The AMBO pipeline is expected to cost over Euro1.2bn - considerably higher than initial estimates, mainly because the price of steel has gone up sharply since the project was first thought of. The completion date is set for 2011. The concept of the project is also rather different, with state involvement amounting to political backing for the project rather than national stakes. The existence of a third "Bosphorus bypass" project, the planned Turkish Samsun-Ceyhan pipeline, also means competition. Nevertheless, business is brisk in the Caspian and Black Sea regions, so there is good reason for optimism.
Implementation of these long-mulled projects will go some way to fulfilling Bulgaria's aspiration to be the "energy hub" of the Balkans. It has been the region's leading electricity exporter for some years and, though its position has been called into question by the closure of units 3 and 4 at its Kozlodui nuclear power plant, new capacity should restore it within a few years. Meanwhile, a mild winter and a wet spring have made the National Electricity Company more optimistic about the prospects of export this year, which could be as high as 3TWh. Bulgaria also plays an important part in transporting Russian natural gas to Turkey, Greece and Macedonia, with over 15bn cubic metres transited last year.
That final total is set to rise to almost 18bn cubic metres in 2015 under an agreement signed with Russia's Gazprom late 2006. And there may be more. Talks in Moscow last month seem to have involved a scheme for an underwater gas link between Novorossiysk and Burgas, from which Gazprom's gas could be transported westwards to the energy-hungry European market. The Greeks have also asked Gazprom to consider a plan for a gas pipeline to run parallel with the Burgas-Alexandroupolis oil pipeline, improving gas supplies to Greece and cutting construction costs by around a third.

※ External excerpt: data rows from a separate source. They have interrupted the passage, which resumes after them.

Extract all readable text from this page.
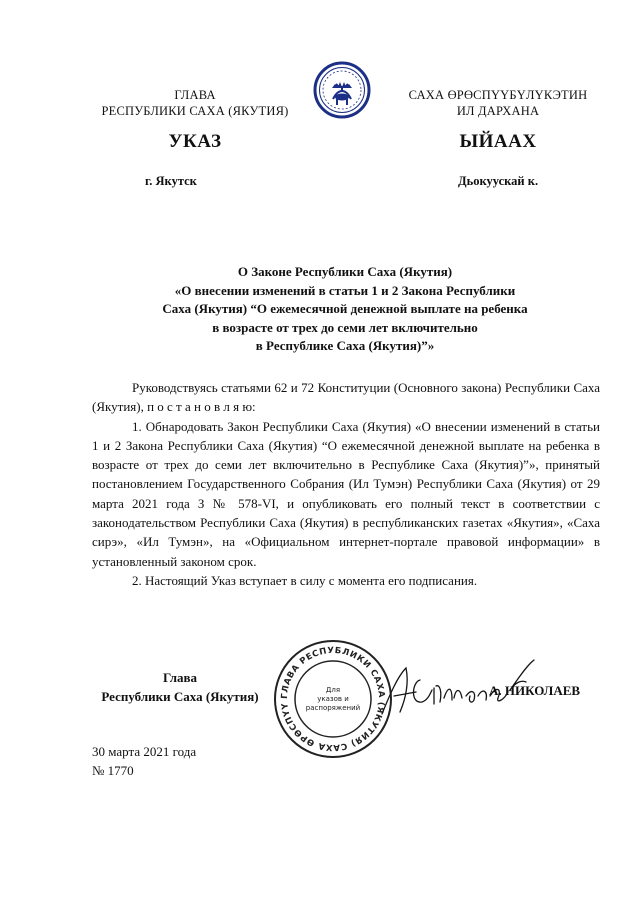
ГЛАВА
РЕСПУБЛИКИ САХА (ЯКУТИЯ)
САХА ӨРӨСПҮҮБҮЛҮКЭТИН
ИЛ ДАРХАНА
УКАЗ	ЫЙААХ
г. Якутск	Дьокуускай к.
О Законе Республики Саха (Якутия)
«О внесении изменений в статьи 1 и 2 Закона Республики
Саха (Якутия) “О ежемесячной денежной выплате на ребенка
в возрасте от трех до семи лет включительно
в Республике Саха (Якутия)”»

Руководствуясь статьями 62 и 72 Конституции (Основного закона) Республики Саха (Якутия), п о с т а н о в л я ю:

1. Обнародовать Закон Республики Саха (Якутия) «О внесении изменений в статьи 1 и 2 Закона Республики Саха (Якутия) “О ежемесячной денежной выплате на ребенка в возрасте от трех до семи лет включительно в Республике Саха (Якутия)”», принятый постановлением Государственного Собрания (Ил Тумэн) Республики Саха (Якутия) от 29 марта 2021 года З № 578-VI, и опубликовать его полный текст в соответствии с законодательством Республики Саха (Якутия) в республиканских газетах «Якутия», «Саха сирэ», «Ил Тумэн», на «Официальном интернет-портале правовой информации» в установленный законом срок.

2. Настоящий Указ вступает в силу с момента его подписания.

Глава
Республики Саха (Якутия)	ГЛАВА РЕСПУБЛИКИ САХА (ЯКУТИЯ) САХА ӨРӨСПҮҮ
Для
указов и
распоряжений
А. НИКОЛАЕВ
30 марта 2021 года
№ 1770
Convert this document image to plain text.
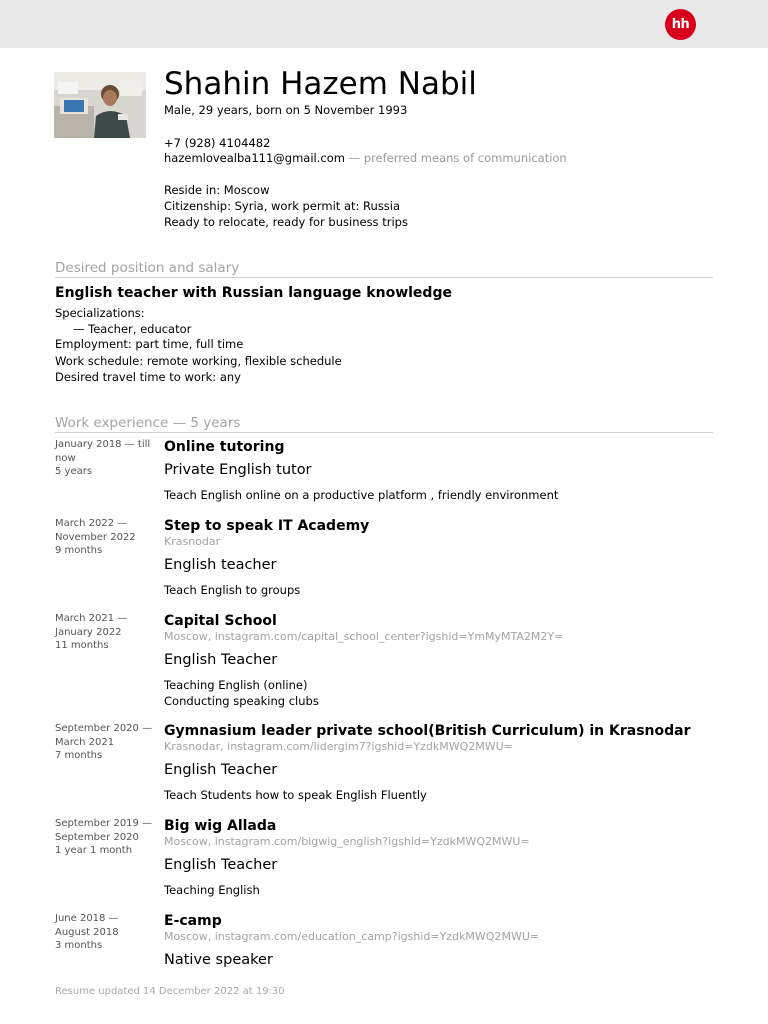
hh
Shahin Hazem Nabil
Male, 29 years, born on 5 November 1993
+7 (928) 4104482
hazemlovealba111@gmail.com — preferred means of communication
Reside in: Moscow
Citizenship: Syria, work permit at: Russia
Ready to relocate, ready for business trips
Desired position and salary
English teacher with Russian language knowledge
Specializations:
— Teacher, educator
Employment: part time, full time
Work schedule: remote working, flexible schedule
Desired travel time to work: any
Work experience — 5 years
January 2018 — till now
5 years
Online tutoring
Private English tutor
Teach English online on a productive platform , friendly environment
March 2022 — November 2022
9 months
Step to speak IT Academy
Krasnodar
English teacher
Teach English to groups
March 2021 — January 2022
11 months
Capital School
Moscow, instagram.com/capital_school_center?igshid=YmMyMTA2M2Y=
English Teacher
Teaching English (online)
Conducting speaking clubs
September 2020 — March 2021
7 months
Gymnasium leader private school(British Curriculum) in Krasnodar
Krasnodar, instagram.com/lidergim7?igshid=YzdkMWQ2MWU=
English Teacher
Teach Students how to speak English Fluently
September 2019 — September 2020
1 year 1 month
Big wig Allada
Moscow, instagram.com/bigwig_english?igshid=YzdkMWQ2MWU=
English Teacher
Teaching English
June 2018 — August 2018
3 months
E-camp
Moscow, instagram.com/education_camp?igshid=YzdkMWQ2MWU=
Native speaker
Resume updated 14 December 2022 at 19:30
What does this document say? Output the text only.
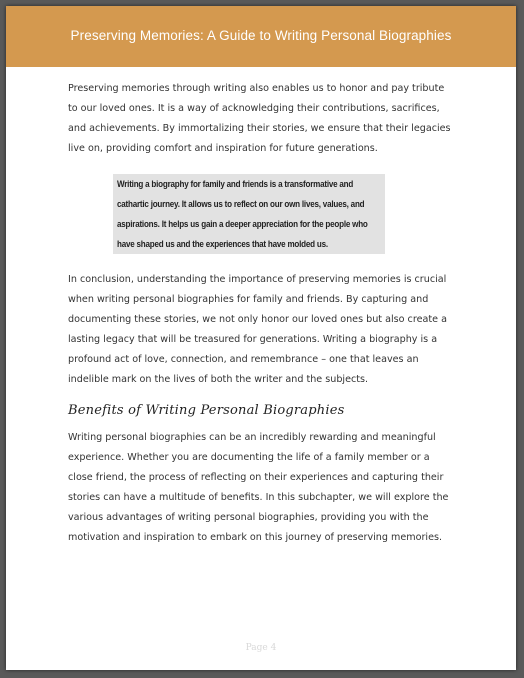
Preserving Memories: A Guide to Writing Personal Biographies
Preserving memories through writing also enables us to honor and pay tribute to our loved ones. It is a way of acknowledging their contributions, sacrifices, and achievements. By immortalizing their stories, we ensure that their legacies live on, providing comfort and inspiration for future generations.
Writing a biography for family and friends is a transformative and cathartic journey. It allows us to reflect on our own lives, values, and aspirations. It helps us gain a deeper appreciation for the people who have shaped us and the experiences that have molded us.
In conclusion, understanding the importance of preserving memories is crucial when writing personal biographies for family and friends. By capturing and documenting these stories, we not only honor our loved ones but also create a lasting legacy that will be treasured for generations. Writing a biography is a profound act of love, connection, and remembrance – one that leaves an indelible mark on the lives of both the writer and the subjects.
Benefits of Writing Personal Biographies
Writing personal biographies can be an incredibly rewarding and meaningful experience. Whether you are documenting the life of a family member or a close friend, the process of reflecting on their experiences and capturing their stories can have a multitude of benefits. In this subchapter, we will explore the various advantages of writing personal biographies, providing you with the motivation and inspiration to embark on this journey of preserving memories.
Page 4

Besides, there is the proposed Nabucco pipeline, which would run from Turkey, via Bulgaria amongst other countries, to Austria. True, certain questions as to Nabucco's prospective sources of supply must still be answered. The crucial Shah Deniz field in Azerbaijan is not developing as quickly as it might, Iran is politically sensitive, Turkmenistan may not have the will to break away from exclusive reliance on Gazprom's pipelines, the extensive pipeline infrastructure needed for a link-up with Egypt will take some years to create and competition from Gazprom's pipeline efforts in southern Europe might prove too strong. But there is political will in Europe to reduce reliance on Gazprom, so the project stands a good chance.